Jeden Abend, wenn ich mich im Spiegel ansehe, sehe ich
diese Narben und es erinnert mich an einen sehr
kritischen Moment. Was war davor für mich wichtig? All
die materiellen Dinge..., vergiss den Scheiss. "TRUST ME!"
Es gibt keinen Gott und keinen Teufel in diesem Moment.
Was heute für mich wichtig ist, sind all die Leute die
ich liebe, meine Familie. Dabei versuche ich die beste
Person zu sein, wie es möglich ist. Ich denke heute mehr
darüber nach, wieso ich noch immer hier bin? Warum?
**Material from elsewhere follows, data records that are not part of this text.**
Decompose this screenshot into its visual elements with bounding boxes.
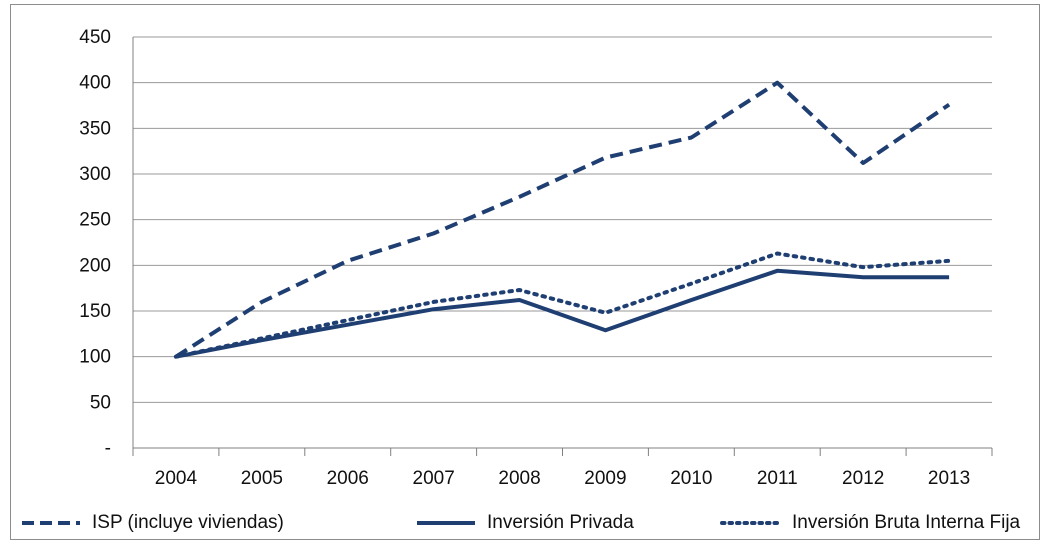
x-tick-label: 2006 — [327, 468, 369, 489]
y-tick-label: 400 — [79, 73, 111, 94]
legend-swatch-dashed — [22, 521, 80, 525]
chart-frame — [10, 4, 1040, 540]
legend-item-inversion-bruta: Inversión Bruta Interna Fija — [720, 508, 1020, 538]
x-tick-label: 2013 — [928, 468, 970, 489]
x-tick-label: 2007 — [413, 468, 455, 489]
x-tick-label: 2011 — [757, 468, 798, 489]
y-tick-label: 200 — [79, 255, 111, 276]
legend-item-inversion-privada: Inversión Privada — [415, 508, 634, 538]
legend-swatch-solid — [417, 521, 475, 525]
y-tick-label: 50 — [90, 392, 111, 413]
series-line-dashed — [174, 80, 951, 359]
x-tick-label: 2008 — [498, 468, 540, 489]
y-tick-label: 100 — [79, 347, 111, 368]
legend-label: ISP (incluye viviendas) — [92, 512, 284, 533]
y-tick-label: 150 — [79, 301, 111, 322]
series-line-solid — [175, 268, 950, 359]
axes — [132, 37, 993, 456]
series-lines — [173, 80, 952, 359]
x-tick-labels: 2004 2005 2006 2007 2008 2009 2010 2011 2012 2013 — [155, 468, 970, 489]
legend-item-isp: ISP (incluye viviendas) — [20, 508, 284, 538]
y-tick-label: - — [105, 438, 111, 459]
legend-swatch-dotted — [720, 521, 782, 525]
x-tick-label: 2005 — [241, 468, 283, 489]
legend-label: Inversión Bruta Interna Fija — [792, 512, 1021, 533]
x-tick-label: 2004 — [155, 468, 198, 489]
x-tick-label: 2012 — [842, 468, 884, 489]
y-tick-label: 300 — [79, 164, 111, 185]
y-tick-label: 250 — [79, 210, 111, 231]
x-tick-label: 2009 — [584, 468, 626, 489]
y-tick-label: 350 — [79, 118, 111, 139]
gridlines — [133, 36, 992, 403]
series-line-dotted — [173, 251, 952, 359]
legend: ISP (incluye viviendas) Inversión Privad… — [20, 508, 1040, 538]
y-tick-label: 450 — [79, 27, 111, 48]
x-tick-label: 2010 — [670, 468, 712, 489]
y-tick-labels: - 50 100 150 200 250 300 350 400 450 — [79, 27, 111, 459]
legend-label: Inversión Privada — [487, 512, 634, 533]
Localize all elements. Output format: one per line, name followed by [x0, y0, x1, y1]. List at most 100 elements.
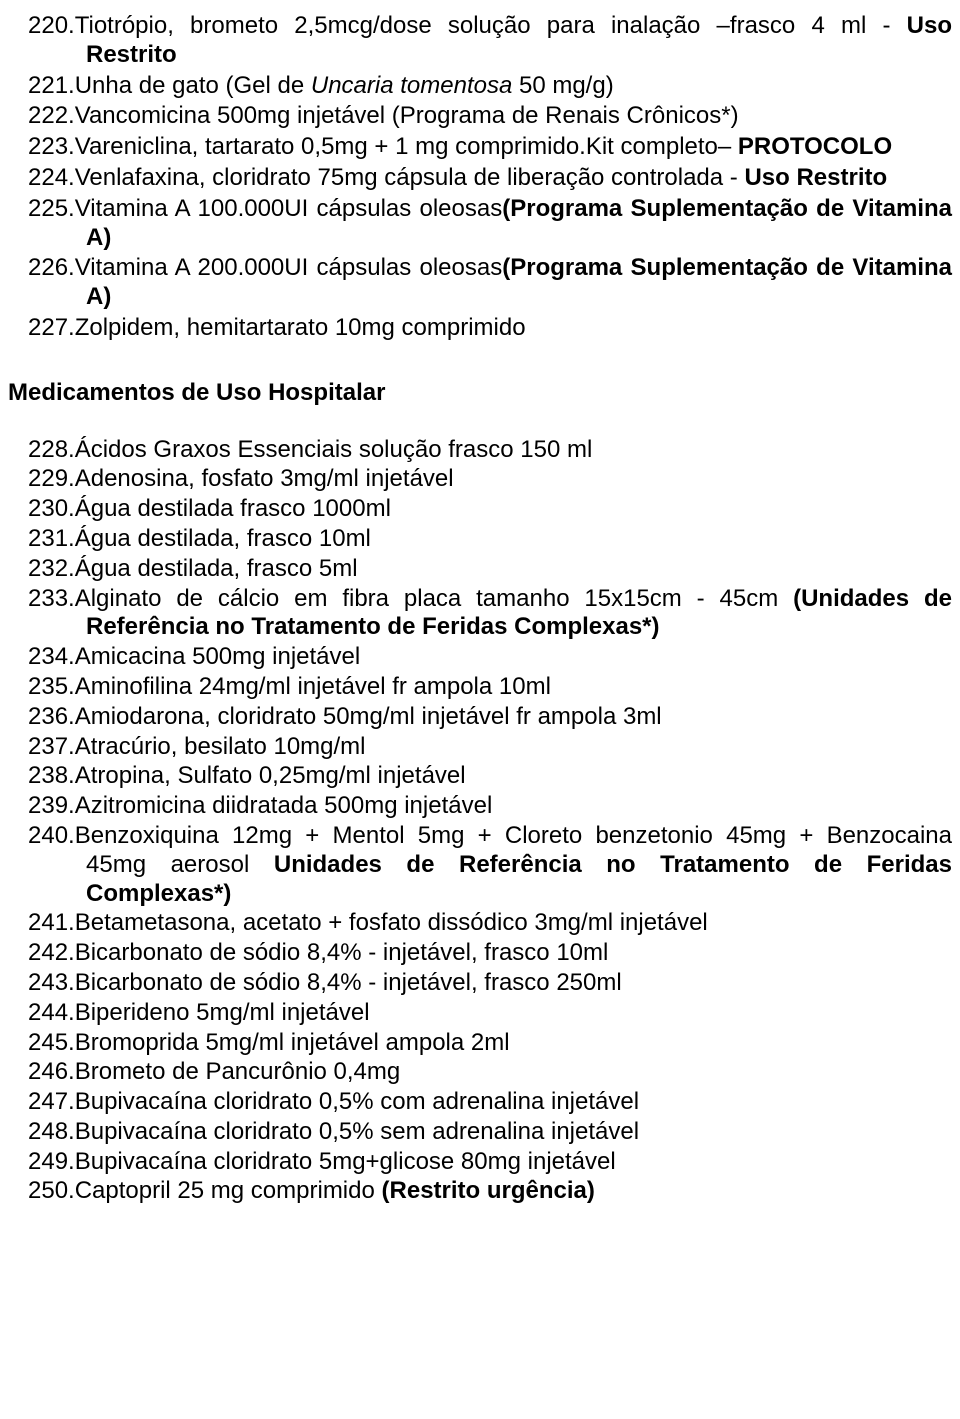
list-item: 237.Atracúrio, besilato 10mg/ml	[8, 733, 952, 762]
item-number: 249.	[28, 1148, 75, 1175]
list-item: 242.Bicarbonato de sódio 8,4% - injetáve…	[8, 939, 952, 968]
list-item: 228.Ácidos Graxos Essenciais solução fra…	[8, 436, 952, 465]
item-text: Vareniclina, tartarato 0,5mg + 1 mg comp…	[75, 133, 738, 160]
list-item: 221.Unha de gato (Gel de Uncaria tomento…	[8, 72, 952, 101]
item-text: Aminofilina 24mg/ml injetável fr ampola …	[75, 673, 551, 700]
list-item: 223.Vareniclina, tartarato 0,5mg + 1 mg …	[8, 133, 952, 162]
item-text: Amiodarona, cloridrato 50mg/ml injetável…	[75, 703, 662, 730]
item-text: Unha de gato (Gel de	[75, 72, 311, 99]
list-item: 246.Brometo de Pancurônio 0,4mg	[8, 1058, 952, 1087]
item-text: Bromoprida 5mg/ml injetável ampola 2ml	[75, 1029, 510, 1056]
list-item: 235.Aminofilina 24mg/ml injetável fr amp…	[8, 673, 952, 702]
item-number: 235.	[28, 673, 75, 700]
item-text: Vitamina A 200.000UI cápsulas oleosas	[75, 254, 503, 281]
item-number: 227.	[28, 314, 75, 341]
item-text: Zolpidem, hemitartarato 10mg comprimido	[75, 314, 526, 341]
item-bold-suffix: Uso Restrito	[744, 164, 887, 191]
item-text: Vitamina A 100.000UI cápsulas oleosas	[75, 195, 503, 222]
item-number: 221.	[28, 72, 75, 99]
item-text: Alginato de cálcio em fibra placa tamanh…	[75, 585, 793, 612]
item-text: Bupivacaína cloridrato 5mg+glicose 80mg …	[75, 1148, 616, 1175]
item-text: Ácidos Graxos Essenciais solução frasco …	[75, 436, 593, 463]
list-item: 220.Tiotrópio, brometo 2,5mcg/dose soluç…	[8, 12, 952, 70]
item-number: 245.	[28, 1029, 75, 1056]
item-text: Atropina, Sulfato 0,25mg/ml injetável	[75, 762, 466, 789]
list-item: 239.Azitromicina diidratada 500mg injetá…	[8, 792, 952, 821]
item-number: 243.	[28, 969, 75, 996]
list-item: 243.Bicarbonato de sódio 8,4% - injetáve…	[8, 969, 952, 998]
list-item: 226.Vitamina A 200.000UI cápsulas oleosa…	[8, 254, 952, 312]
item-number: 244.	[28, 999, 75, 1026]
item-text: Brometo de Pancurônio 0,4mg	[75, 1058, 401, 1085]
item-number: 225.	[28, 195, 75, 222]
list-item: 244.Biperideno 5mg/ml injetável	[8, 999, 952, 1028]
item-text: Biperideno 5mg/ml injetável	[75, 999, 370, 1026]
list-section-1: 220.Tiotrópio, brometo 2,5mcg/dose soluç…	[8, 12, 952, 343]
list-item: 248.Bupivacaína cloridrato 0,5% sem adre…	[8, 1118, 952, 1147]
item-number: 229.	[28, 465, 75, 492]
item-text: Bupivacaína cloridrato 0,5% sem adrenali…	[75, 1118, 639, 1145]
item-text: Bupivacaína cloridrato 0,5% com adrenali…	[75, 1088, 639, 1115]
item-number: 242.	[28, 939, 75, 966]
item-number: 220.	[28, 12, 75, 39]
item-number: 237.	[28, 733, 75, 760]
item-number: 247.	[28, 1088, 75, 1115]
item-italic: Uncaria tomentosa	[311, 72, 512, 99]
list-item: 249.Bupivacaína cloridrato 5mg+glicose 8…	[8, 1148, 952, 1177]
list-item: 250.Captopril 25 mg comprimido (Restrito…	[8, 1177, 952, 1206]
item-number: 234.	[28, 643, 75, 670]
list-item: 234.Amicacina 500mg injetável	[8, 643, 952, 672]
list-item: 233.Alginato de cálcio em fibra placa ta…	[8, 585, 952, 643]
list-item: 241.Betametasona, acetato + fosfato diss…	[8, 909, 952, 938]
item-text: Azitromicina diidratada 500mg injetável	[75, 792, 493, 819]
list-item: 247.Bupivacaína cloridrato 0,5% com adre…	[8, 1088, 952, 1117]
item-number: 238.	[28, 762, 75, 789]
item-number: 250.	[28, 1177, 75, 1204]
list-item: 231.Água destilada, frasco 10ml	[8, 525, 952, 554]
list-item: 236.Amiodarona, cloridrato 50mg/ml injet…	[8, 703, 952, 732]
list-item: 227.Zolpidem, hemitartarato 10mg comprim…	[8, 314, 952, 343]
item-number: 224.	[28, 164, 75, 191]
item-bold-suffix: (Restrito urgência)	[382, 1177, 595, 1204]
item-text: Bicarbonato de sódio 8,4% - injetável, f…	[75, 939, 609, 966]
item-number: 228.	[28, 436, 75, 463]
item-text: Água destilada, frasco 5ml	[75, 555, 358, 582]
item-text: Vancomicina 500mg injetável (Programa de…	[75, 102, 739, 129]
item-number: 226.	[28, 254, 75, 281]
item-text: Captopril 25 mg comprimido	[75, 1177, 382, 1204]
item-number: 232.	[28, 555, 75, 582]
list-item: 225.Vitamina A 100.000UI cápsulas oleosa…	[8, 195, 952, 253]
item-number: 231.	[28, 525, 75, 552]
item-number: 236.	[28, 703, 75, 730]
list-section-2: 228.Ácidos Graxos Essenciais solução fra…	[8, 436, 952, 1207]
item-text: Atracúrio, besilato 10mg/ml	[75, 733, 366, 760]
item-number: 230.	[28, 495, 75, 522]
item-text: Amicacina 500mg injetável	[75, 643, 360, 670]
list-item: 238.Atropina, Sulfato 0,25mg/ml injetáve…	[8, 762, 952, 791]
item-text-after: 50 mg/g)	[512, 72, 613, 99]
list-item: 232.Água destilada, frasco 5ml	[8, 555, 952, 584]
item-text: Adenosina, fosfato 3mg/ml injetável	[75, 465, 454, 492]
list-item: 224.Venlafaxina, cloridrato 75mg cápsula…	[8, 164, 952, 193]
list-item: 240.Benzoxiquina 12mg + Mentol 5mg + Clo…	[8, 822, 952, 908]
item-number: 248.	[28, 1118, 75, 1145]
item-number: 241.	[28, 909, 75, 936]
item-bold-suffix: PROTOCOLO	[738, 133, 892, 160]
item-number: 233.	[28, 585, 75, 612]
list-item: 222.Vancomicina 500mg injetável (Program…	[8, 102, 952, 131]
item-number: 222.	[28, 102, 75, 129]
item-text: Tiotrópio, brometo 2,5mcg/dose solução p…	[75, 12, 907, 39]
item-text: Betametasona, acetato + fosfato dissódic…	[75, 909, 708, 936]
item-text: Água destilada, frasco 10ml	[75, 525, 371, 552]
item-text: Venlafaxina, cloridrato 75mg cápsula de …	[75, 164, 745, 191]
list-item: 245.Bromoprida 5mg/ml injetável ampola 2…	[8, 1029, 952, 1058]
item-text: Água destilada frasco 1000ml	[75, 495, 391, 522]
item-text: Bicarbonato de sódio 8,4% - injetável, f…	[75, 969, 622, 996]
item-number: 246.	[28, 1058, 75, 1085]
list-item: 230.Água destilada frasco 1000ml	[8, 495, 952, 524]
item-number: 240.	[28, 822, 75, 849]
section-heading: Medicamentos de Uso Hospitalar	[8, 379, 952, 408]
item-number: 223.	[28, 133, 75, 160]
list-item: 229.Adenosina, fosfato 3mg/ml injetável	[8, 465, 952, 494]
item-number: 239.	[28, 792, 75, 819]
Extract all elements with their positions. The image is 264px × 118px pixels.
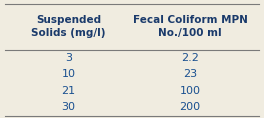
Text: 100: 100 — [180, 86, 201, 96]
Text: 30: 30 — [62, 102, 76, 112]
Text: Fecal Coliform MPN
No./100 ml: Fecal Coliform MPN No./100 ml — [133, 15, 248, 38]
Text: 2.2: 2.2 — [181, 53, 199, 63]
Text: 3: 3 — [65, 53, 72, 63]
Text: 200: 200 — [180, 102, 201, 112]
Text: 23: 23 — [183, 69, 197, 79]
Text: Suspended
Solids (mg/l): Suspended Solids (mg/l) — [31, 15, 106, 38]
Text: 10: 10 — [62, 69, 76, 79]
Text: 21: 21 — [62, 86, 76, 96]
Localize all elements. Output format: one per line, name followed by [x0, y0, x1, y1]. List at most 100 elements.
Wieso wurde es mir ermöglicht, noch immer da zu sein, und
meine Zeit noch nicht am Ablaufen war? Ich habe
aufgehört zu rauchen und Alkohol zu trinken. Da ist aber
noch immer diese Frage in meinem Kopf: "Why I am still
here!? Soll ich noch immer Musik machen?" Wichtig ist:
FÜR DEN MOMENT ZU LEBEN! Du weisst es nie, und ich weiss
es nicht, wann es vorbei sein wird. Es war ein verdammt
schrecklicher Moment, den ich nie mehr mitmachen will.
Was ist wichtig? Familie, Gesundheit und Heavy Metal
Musik (lautes Lachen).
MF: Herzlichen
Dank für dieses interessante Gespräch. Ich wünsche dir
alles Gute, speziell beste Gesundheit für deine Zukunft.
Jeff: Ich danke dir von ganzem Herzen,
auch dafür, dass du so geduldig warst, bis das Interview
starten konnte. Danke für deine Fragen, es hat sehr viel
Spass gemacht. Auch dir alles, alles Gute!